Johnston J D, Matheny J B
Spine (Phila Pa 1976). 1978 Mar;3(1):36-9. doi: 10.1097/00007632-197803000-00008.
The results of a long-term study of 28 patients operated on for adhesive lumbar arachnoiditis are presented. The technique involved was microscopic lysis of adhesions. The first case of surgery was performed in 1966 and the last, in 1970, with followup through 1976. Numerous observations are made regarding the clinical picture and the appearance of arachnoiditis at the time of surgery. Some conclusions are drawn regarding the causes of this condition with some emphasis on the role of Pantopaque, multiple surgeries, and other trauma.
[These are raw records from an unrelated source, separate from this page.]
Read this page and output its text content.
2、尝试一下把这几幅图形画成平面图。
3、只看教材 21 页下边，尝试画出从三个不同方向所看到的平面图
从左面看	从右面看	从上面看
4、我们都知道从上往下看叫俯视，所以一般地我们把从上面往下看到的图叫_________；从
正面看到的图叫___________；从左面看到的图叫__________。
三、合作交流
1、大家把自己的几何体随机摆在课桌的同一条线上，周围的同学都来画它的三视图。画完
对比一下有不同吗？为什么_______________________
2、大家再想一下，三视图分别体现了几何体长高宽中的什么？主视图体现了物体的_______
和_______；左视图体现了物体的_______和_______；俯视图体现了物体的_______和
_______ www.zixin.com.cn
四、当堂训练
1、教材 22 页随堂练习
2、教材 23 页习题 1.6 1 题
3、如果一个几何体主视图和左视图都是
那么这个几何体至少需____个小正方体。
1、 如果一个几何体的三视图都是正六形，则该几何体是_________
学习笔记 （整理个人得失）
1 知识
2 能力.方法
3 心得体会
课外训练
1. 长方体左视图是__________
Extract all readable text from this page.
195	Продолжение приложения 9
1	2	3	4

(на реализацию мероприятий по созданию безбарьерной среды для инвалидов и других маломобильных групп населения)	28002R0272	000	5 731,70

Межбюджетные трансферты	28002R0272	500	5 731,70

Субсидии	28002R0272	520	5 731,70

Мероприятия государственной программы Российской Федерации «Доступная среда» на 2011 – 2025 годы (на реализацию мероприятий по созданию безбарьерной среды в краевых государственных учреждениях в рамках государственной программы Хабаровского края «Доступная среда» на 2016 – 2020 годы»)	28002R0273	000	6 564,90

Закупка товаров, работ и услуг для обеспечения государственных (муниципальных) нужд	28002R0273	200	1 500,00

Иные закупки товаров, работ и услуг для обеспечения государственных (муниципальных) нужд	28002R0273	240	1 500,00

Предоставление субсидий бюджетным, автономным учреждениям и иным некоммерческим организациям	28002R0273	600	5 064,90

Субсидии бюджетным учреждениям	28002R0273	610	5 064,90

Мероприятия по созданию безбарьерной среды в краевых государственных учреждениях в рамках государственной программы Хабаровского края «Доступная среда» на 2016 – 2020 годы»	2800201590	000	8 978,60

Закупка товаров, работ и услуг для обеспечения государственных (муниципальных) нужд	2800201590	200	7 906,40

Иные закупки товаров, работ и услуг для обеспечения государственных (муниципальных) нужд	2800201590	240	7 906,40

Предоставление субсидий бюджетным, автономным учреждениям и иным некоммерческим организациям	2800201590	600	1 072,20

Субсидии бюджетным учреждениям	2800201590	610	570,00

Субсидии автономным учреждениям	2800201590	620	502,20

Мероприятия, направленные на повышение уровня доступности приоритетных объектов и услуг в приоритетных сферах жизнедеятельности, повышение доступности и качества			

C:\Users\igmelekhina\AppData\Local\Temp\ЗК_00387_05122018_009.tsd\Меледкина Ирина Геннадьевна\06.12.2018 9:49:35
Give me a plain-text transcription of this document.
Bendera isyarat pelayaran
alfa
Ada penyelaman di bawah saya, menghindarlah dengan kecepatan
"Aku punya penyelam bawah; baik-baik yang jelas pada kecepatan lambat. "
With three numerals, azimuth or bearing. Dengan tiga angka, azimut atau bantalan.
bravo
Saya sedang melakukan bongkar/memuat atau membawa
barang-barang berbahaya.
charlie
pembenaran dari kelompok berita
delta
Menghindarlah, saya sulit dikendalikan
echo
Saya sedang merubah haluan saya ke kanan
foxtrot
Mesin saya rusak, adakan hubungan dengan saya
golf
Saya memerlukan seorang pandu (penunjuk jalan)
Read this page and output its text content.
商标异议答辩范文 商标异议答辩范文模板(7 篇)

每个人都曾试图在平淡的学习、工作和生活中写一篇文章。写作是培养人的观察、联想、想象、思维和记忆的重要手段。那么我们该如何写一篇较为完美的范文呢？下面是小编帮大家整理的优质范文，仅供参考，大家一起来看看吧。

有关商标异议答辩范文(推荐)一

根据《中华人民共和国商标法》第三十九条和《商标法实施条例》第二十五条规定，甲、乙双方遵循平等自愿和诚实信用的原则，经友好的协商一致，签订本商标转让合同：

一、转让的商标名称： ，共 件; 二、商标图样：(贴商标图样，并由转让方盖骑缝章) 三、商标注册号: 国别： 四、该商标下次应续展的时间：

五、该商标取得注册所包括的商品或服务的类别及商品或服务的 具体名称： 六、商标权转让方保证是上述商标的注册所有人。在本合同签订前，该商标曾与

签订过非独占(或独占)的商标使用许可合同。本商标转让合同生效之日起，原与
The conclusion is that surgical attack on arachnoiditis is a straightforward surgical exercise that, when carried out with appropriate caution, produces no further neurologic deficits and some short-term improvement. However, the authors feel that this procedure should not be performed at the present time because there does not appear to be a method for preventing the reaccumulation of the scar tissue and subsequent recurrence of the symptoms.
本文介绍了对28例因粘连性腰椎蛛网膜炎接受手术治疗患者的长期研究结果。所采用的技术是粘连的显微松解术。首例手术于1966年进行,最后一例于1970年进行,随访至1976年。针对手术时蛛网膜炎的临床表现和外观进行了大量观察。得出了关于该病症病因的一些结论,重点强调了碘苯酯、多次手术及其他创伤的作用。结论是,对蛛网膜炎进行手术是一种直接的外科操作,在适当谨慎操作时,不会产生进一步的神经功能缺损,且有一些短期改善。然而,作者认为目前不应进行该手术,因为似乎没有办法防止瘢痕组织再次积聚及症状随后复发。